Japanese opposition struggles to find its role

Disheartened by their crushing defeat in the June 22 election, Japan's opposition parties are in nearly total disarray. As their dream of coalition government recedes, the question is raised anew: How healthy is a democratic system in which one party is perennially in power?

While the victorious Liberal Democrats grapple with the problem of choosing a successor to the late Prime Minister Masayoshi Ohira, the six opposition parties , large and small, are trying to pull themselves together and work out what their relationship will be with one another and with the ruling party.

The six parties are: the Socialists (107 seats in the 511-seat lower house), the Communists (29 seats), the Komeito (34 seats), the Democratic Socialists (33 seats), the New Liberal Club (12 seats), and the United Social Democrats (3 seats). The latter four are often grouped together as the moderate or middle- of-the-road parties.

Before the election the opposition had a total of 247 seats in the lower house compared to 257 for the Liberal Democrats. This gave the opposition the chairmanship of a number of key committees and the ability to force changes in the national budget. Today the opposition has only 218 seats compared to 286 for the Liberal Democrats. Furthermore, the opposition is not united.

The Communist are entirely isolated. They have ideological sympathizers among the Socialists. But in constituency after constituency Communists battled Socialists for the last seat in the nation's multiseat constituency system. Whatever new form of cooperation the opposition parties eventually work out, the Communists are likely to remain excluded.

The remaining five parties, ranging politically from socialist to conservative (the New Liberal Club), could conceivably form some kind of new partnership, however loose.

That is what chairman Ichio Asukata of the Socialist earnestly wants. He still thinks that the Socialists, Democratic Socialists, and Komeito could constitute the main elements of such a partnership. He wants the coalition because he recognizes that the Socialists are not likely to come power by themselves.

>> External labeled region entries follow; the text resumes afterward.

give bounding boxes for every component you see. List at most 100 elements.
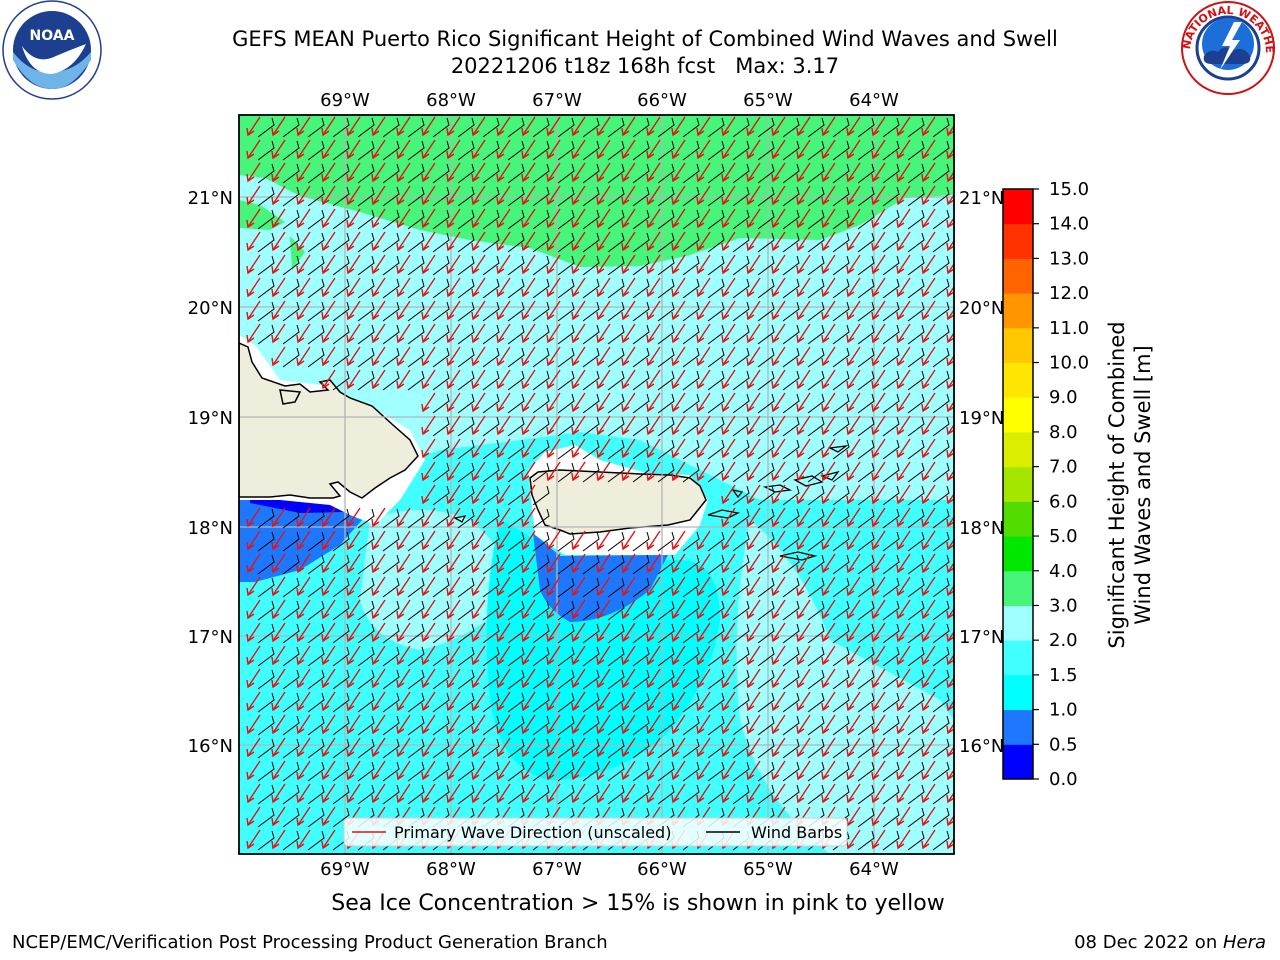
wind-barb xyxy=(782,232,800,253)
wave-direction-arrow xyxy=(722,208,736,228)
wave-arrow-head xyxy=(671,173,680,183)
wave-direction-arrow xyxy=(747,300,761,320)
wave-arrow-head xyxy=(621,771,630,781)
wave-direction-arrow xyxy=(347,139,361,159)
wave-direction-arrow xyxy=(472,553,486,573)
wave-arrow-head xyxy=(496,311,505,321)
wave-direction-arrow xyxy=(247,622,261,642)
wind-barb xyxy=(632,531,650,552)
wave-arrow-head xyxy=(721,610,730,620)
wind-barb xyxy=(832,186,850,207)
wind-barb xyxy=(307,784,325,805)
wave-direction-arrow xyxy=(597,461,611,481)
wave-arrow-head xyxy=(446,449,455,459)
wave-arrow-head xyxy=(846,633,855,643)
wave-arrow-head xyxy=(846,173,855,183)
wave-arrow-head xyxy=(846,219,855,229)
wave-arrow-head xyxy=(496,449,505,459)
wave-direction-arrow xyxy=(897,392,911,412)
wave-arrow-head xyxy=(896,265,905,275)
wave-arrow-head xyxy=(246,748,255,758)
wave-arrow-head xyxy=(246,794,255,804)
wind-barb xyxy=(907,738,925,759)
wind-barb xyxy=(632,439,650,460)
wind-barb xyxy=(582,715,600,736)
wave-direction-arrow xyxy=(272,622,286,642)
wave-arrow-head xyxy=(621,357,630,367)
land-hispaniola-peninsula xyxy=(279,389,302,405)
wave-arrow-head xyxy=(796,748,805,758)
wave-direction-arrow xyxy=(897,668,911,688)
wave-direction-arrow xyxy=(247,668,261,688)
wave-direction-arrow xyxy=(672,208,686,228)
wind-barb xyxy=(607,347,625,368)
wind-barb xyxy=(457,462,475,483)
wind-barb xyxy=(682,278,700,299)
wave-direction-arrow xyxy=(247,553,261,573)
wave-direction-arrow xyxy=(722,737,736,757)
wave-arrow-head xyxy=(296,196,305,206)
wave-arrow-head xyxy=(921,748,930,758)
wind-barb xyxy=(807,462,825,483)
wind-barb xyxy=(707,163,725,184)
wind-barb xyxy=(657,209,675,230)
wave-direction-arrow xyxy=(572,714,586,734)
wave-direction-arrow xyxy=(872,737,886,757)
wave-arrow-head xyxy=(346,794,355,804)
wave-arrow-head xyxy=(671,449,680,459)
wave-direction-arrow xyxy=(747,162,761,182)
wind-barb xyxy=(357,278,375,299)
wave-arrow-head xyxy=(671,633,680,643)
wave-direction-arrow xyxy=(497,668,511,688)
wave-arrow-head xyxy=(571,587,580,597)
wave-direction-arrow xyxy=(897,323,911,343)
wind-barb xyxy=(958,141,974,160)
wave-arrow-head xyxy=(296,357,305,367)
wind-barb xyxy=(832,508,850,529)
wave-direction-arrow xyxy=(697,714,711,734)
wind-barb xyxy=(507,531,525,552)
wave-direction-arrow xyxy=(847,507,861,527)
wave-direction-arrow xyxy=(597,369,611,389)
wind-barb xyxy=(257,163,275,184)
lon-tick-top: 66°W xyxy=(637,90,687,111)
wave-direction-arrow xyxy=(497,691,511,711)
wave-arrow-head xyxy=(821,242,830,252)
wind-barb xyxy=(732,623,750,644)
wind-barb xyxy=(557,715,575,736)
wave-direction-arrow xyxy=(847,599,861,619)
wave-direction-arrow xyxy=(522,691,536,711)
wind-barb xyxy=(482,186,500,207)
wave-arrow-head xyxy=(646,771,655,781)
wave-arrow-head xyxy=(471,725,480,735)
wave-arrow-head xyxy=(621,610,630,620)
wind-barb xyxy=(532,692,550,713)
wave-direction-arrow xyxy=(822,346,836,366)
wave-arrow-head xyxy=(721,633,730,643)
wave-arrow-head xyxy=(396,587,405,597)
wave-direction-arrow xyxy=(822,277,836,297)
wave-direction-arrow xyxy=(797,668,811,688)
wind-barb xyxy=(807,393,825,414)
wave-arrow-head xyxy=(696,357,705,367)
wave-arrow-head xyxy=(471,472,480,482)
wave-arrow-head xyxy=(871,127,880,137)
wave-arrow-head xyxy=(821,334,830,344)
wave-arrow-head xyxy=(896,564,905,574)
wave-arrow-head xyxy=(471,587,480,597)
wave-arrow-head xyxy=(721,426,730,436)
wave-direction-arrow xyxy=(422,438,436,458)
wave-direction-arrow xyxy=(747,461,761,481)
wind-barb xyxy=(457,738,475,759)
wind-barb xyxy=(832,623,850,644)
wave-direction-arrow xyxy=(897,622,911,642)
wave-arrow-head xyxy=(571,702,580,712)
wave-direction-arrow xyxy=(947,239,954,251)
wave-direction-arrow xyxy=(747,737,761,757)
wave-arrow-head xyxy=(296,702,305,712)
wave-direction-arrow xyxy=(347,783,361,803)
wave-arrow-head xyxy=(621,449,630,459)
wind-barb xyxy=(457,623,475,644)
wave-direction-arrow xyxy=(872,300,886,320)
wave-direction-arrow xyxy=(422,461,436,481)
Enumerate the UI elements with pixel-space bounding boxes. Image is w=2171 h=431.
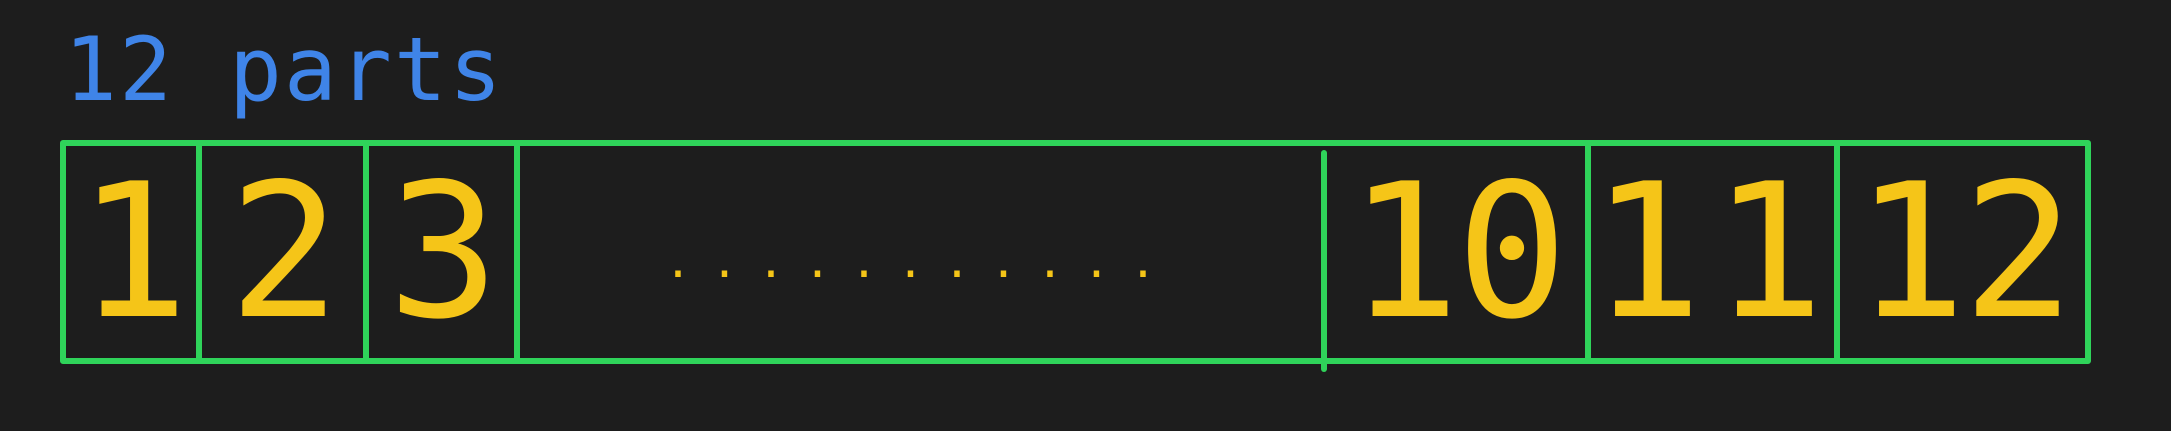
parts-strip-frame bbox=[60, 140, 2091, 364]
part-cell-12: 12 bbox=[1854, 143, 2075, 360]
part-cell-1: 1 bbox=[77, 143, 189, 360]
divider-1-2 bbox=[196, 140, 202, 364]
divider-11-12 bbox=[1834, 140, 1840, 364]
parts-count-title: 12 parts bbox=[64, 18, 504, 121]
omitted-parts-ellipsis: ........... bbox=[664, 236, 1177, 288]
part-cell-2: 2 bbox=[228, 143, 341, 360]
divider-3-gap bbox=[514, 140, 520, 364]
divider-gap-10 bbox=[1321, 150, 1327, 372]
part-cell-11: 11 bbox=[1590, 143, 1835, 360]
divider-2-3 bbox=[363, 140, 369, 364]
divider-10-11 bbox=[1585, 140, 1591, 364]
part-cell-10: 10 bbox=[1348, 143, 1568, 360]
part-cell-3: 3 bbox=[387, 143, 500, 360]
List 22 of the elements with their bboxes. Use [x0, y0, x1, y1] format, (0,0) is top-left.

Most Socialists are content to criticize and to oppose rather than to act as an alternative government. Efforts have been made time and again to set up shadow portfolios as do British parties in opposition. They have never gotten very far.

One of the most unrealistic policies still formally espoused by the Socialists is that of unarmed neturality in a nuclear world. They have retreated implicitly from this stance without abandoning it altogether.

It forms one of the chief policy differences between the Socialists and the other opposition parties. The Democratic Socialists are almost more hawkish on defense than the Liberal Democrats, while the Komeito also affirms the importance of security links with the United States.

The Komeito is a unique party. In a generally secular country, it is the political arm of the iconoclastic Buddhist lay organization known as Soka Gakkai (the Value Creation Society). Although the Komeito has severed its formal links with the Soka Gakkai, it relies heavily on Soka Gakkai members as voters and grass-roots workers.

Last October, Communist and Komeito parties did well because bad weather kept many voters at home. This time, with voter interest high and sunshine generally prevailing, the Communists lost 12 seats, the Komeito 24.

The Democratic Socialists probably more closely resemble the Social Democrats of Western Europe than any of the other opposition parties. But in 22 years of existence they have failed to win the breakthrough vote that would transform them into a mass party.

For opposition politicians, the lesson seems to be that the Japanese Socialist Party still represents mainstream opposition.